Oluç, Meclis Plan ve Bütçe Komisyonu'nda kabul edilen ve dernek üyelerinin "fişlenmesi" ile ilgili maddeye ilişkin konuştu. Oluç, "Bu düzenleme belki de cumhuriyet tarihin en ciddi fişleme faaliyetidir. Yani dernek üyelerinin fişlenmesine imkan veren bir maddedir. Bu örgütlenme özgürlüğünün çiğnenmesidir. Derneklere, yöre derneklerine bile yurttaşların üye olmasını engelleyecek bir maddedir" dedi.

'İKTİDARI ŞİKAYET EDİYORUZ'
Erdoğan'ın grup toplantısında yaptığı açıklamalara değinen Oluç, şunları söyledi: "Artık grup toplantılarını çarşamba günü yapacaklar belli ki. Çeşitli konuları gündeme getirdi. Fakat bizi ilgilendiren bir konuyla ilgili bir şeye işaret etmek istiyorum. Bakın şunu söyleyelim Avrupa Konseyi ve AİHM Türkiye'nin düşman kurumları değildir Türkiye'nin üyesi olduğu kurumlardır. İkincisi AP bu iktidarın AB'ye üye olabilmek için müzakereleri sürdürdüğü kurumların oluşturduğu bir parlamentosudur. Yani bir taraftan AB'ye üye olmak için fasıl açılması isteyeceksiniz, müzakere sürdüreceksiniz sonra o AB'nin parlamentosu hakkında ileri geri konuşacaksınız. Bu kadar tutarsızlık bu kadar acayiplik olmaz. Biz evet AB'de de AK'de bizim temsilcilerimiz bu iktidarın antidemokratik uygulamalarını insan hakları düşmanı uygulamalarını eleştiriyoruz ve söylüyoruz. Bu asla Türkiye'yi şikayet etmek değildir. Bu şu anda tRyş yönetmekte olan iktidarın ihlal adımlarını eleştirmektir. Bu iktidarı eleştirmektir."

'İKTİDARIN İDLİB'TE İŞİ NE?'
İdlib'deki gelişmelere ilişkin de değerlendirme yapan Oluç, "iktidarın İdlib'de işi ne" diye sordu. Oluç, "Türkiye'nin de iktidarın da işi yok. Bu iktidarın Afrin'de de Kuzey doğu Suriye'de de Libya'da da işi yoktur. İktidar kendi koltuğunu koruyabilmek ve bekasını sürdürebilmek için bu adımları atmaktadır.
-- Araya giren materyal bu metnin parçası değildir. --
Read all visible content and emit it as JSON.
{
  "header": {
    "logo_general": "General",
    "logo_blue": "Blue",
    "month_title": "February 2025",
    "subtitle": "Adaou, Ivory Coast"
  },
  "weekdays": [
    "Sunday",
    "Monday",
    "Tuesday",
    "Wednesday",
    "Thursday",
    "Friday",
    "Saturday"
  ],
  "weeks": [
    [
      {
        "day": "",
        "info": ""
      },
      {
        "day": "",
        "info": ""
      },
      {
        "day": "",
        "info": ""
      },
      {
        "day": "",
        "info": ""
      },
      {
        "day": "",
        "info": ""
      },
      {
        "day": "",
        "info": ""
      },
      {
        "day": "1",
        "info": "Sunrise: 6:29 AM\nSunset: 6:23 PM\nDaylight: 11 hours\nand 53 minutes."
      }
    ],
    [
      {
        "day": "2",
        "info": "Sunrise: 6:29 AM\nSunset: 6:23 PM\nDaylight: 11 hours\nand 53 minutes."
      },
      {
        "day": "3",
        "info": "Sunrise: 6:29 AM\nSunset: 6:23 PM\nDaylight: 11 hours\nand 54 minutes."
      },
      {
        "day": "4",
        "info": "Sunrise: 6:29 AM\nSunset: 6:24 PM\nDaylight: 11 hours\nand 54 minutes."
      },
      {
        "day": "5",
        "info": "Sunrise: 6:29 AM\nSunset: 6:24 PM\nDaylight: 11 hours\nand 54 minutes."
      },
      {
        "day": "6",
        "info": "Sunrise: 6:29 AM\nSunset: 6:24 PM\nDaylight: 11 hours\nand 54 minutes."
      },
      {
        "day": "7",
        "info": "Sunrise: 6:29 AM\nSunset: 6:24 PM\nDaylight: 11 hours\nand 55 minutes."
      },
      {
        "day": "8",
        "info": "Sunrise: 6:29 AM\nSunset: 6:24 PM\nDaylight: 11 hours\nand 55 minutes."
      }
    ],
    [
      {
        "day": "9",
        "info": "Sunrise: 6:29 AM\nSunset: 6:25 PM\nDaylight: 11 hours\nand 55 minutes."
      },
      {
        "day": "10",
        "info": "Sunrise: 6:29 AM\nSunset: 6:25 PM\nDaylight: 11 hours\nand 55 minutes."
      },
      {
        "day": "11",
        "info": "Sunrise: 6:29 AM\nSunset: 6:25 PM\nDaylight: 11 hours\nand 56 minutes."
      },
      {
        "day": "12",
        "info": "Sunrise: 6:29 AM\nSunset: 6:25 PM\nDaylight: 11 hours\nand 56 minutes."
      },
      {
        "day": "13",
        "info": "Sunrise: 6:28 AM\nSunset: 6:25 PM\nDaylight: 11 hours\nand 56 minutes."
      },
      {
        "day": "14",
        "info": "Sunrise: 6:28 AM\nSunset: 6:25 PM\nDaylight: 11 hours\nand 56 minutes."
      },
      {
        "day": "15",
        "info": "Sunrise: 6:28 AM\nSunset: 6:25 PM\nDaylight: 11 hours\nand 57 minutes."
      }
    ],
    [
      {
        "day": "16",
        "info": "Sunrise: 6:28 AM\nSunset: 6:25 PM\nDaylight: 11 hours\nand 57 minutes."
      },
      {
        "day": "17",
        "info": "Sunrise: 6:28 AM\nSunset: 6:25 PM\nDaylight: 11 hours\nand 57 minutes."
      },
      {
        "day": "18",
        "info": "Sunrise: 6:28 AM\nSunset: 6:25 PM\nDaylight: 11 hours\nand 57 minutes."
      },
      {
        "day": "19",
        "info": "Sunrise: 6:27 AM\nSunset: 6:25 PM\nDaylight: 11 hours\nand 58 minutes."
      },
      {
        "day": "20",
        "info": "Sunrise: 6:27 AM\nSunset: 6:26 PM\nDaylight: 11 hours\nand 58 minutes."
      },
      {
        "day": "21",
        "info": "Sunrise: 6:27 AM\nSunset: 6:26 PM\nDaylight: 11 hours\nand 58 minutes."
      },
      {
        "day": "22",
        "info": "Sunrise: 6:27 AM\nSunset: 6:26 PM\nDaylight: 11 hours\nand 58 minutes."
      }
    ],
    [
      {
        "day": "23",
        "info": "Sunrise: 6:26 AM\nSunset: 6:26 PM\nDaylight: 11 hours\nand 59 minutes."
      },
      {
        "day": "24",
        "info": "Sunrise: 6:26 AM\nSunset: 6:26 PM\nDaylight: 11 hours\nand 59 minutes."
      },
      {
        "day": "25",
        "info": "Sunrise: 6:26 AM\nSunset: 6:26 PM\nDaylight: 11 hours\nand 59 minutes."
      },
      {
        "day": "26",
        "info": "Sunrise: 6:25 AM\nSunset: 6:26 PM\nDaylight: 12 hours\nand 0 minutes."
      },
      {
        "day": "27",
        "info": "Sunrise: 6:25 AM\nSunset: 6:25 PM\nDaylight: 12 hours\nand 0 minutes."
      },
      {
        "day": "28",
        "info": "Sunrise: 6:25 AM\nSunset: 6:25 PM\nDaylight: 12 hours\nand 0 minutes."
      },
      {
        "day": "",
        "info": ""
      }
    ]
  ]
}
Bunu sormak da Türkiye'de yaşayan her yurttaşın yurttaşlık görevidir. Bu iktidarın yanlış dış politikasını eleştirmek yurttaşlık görevidir. Siz eğer Suriye rejimiyle savaş yapıyorsunuz. Suriye rejimini demokratik olmaması sebebiyle yıllardan beri bizde eleştiriyoruz  ama Suriye rejimi ile savaş çıkarma hakkını bu tezkere size vermedi. Onun için soruyoruz sormaya devam edeceğiz" şeklinde konuştu.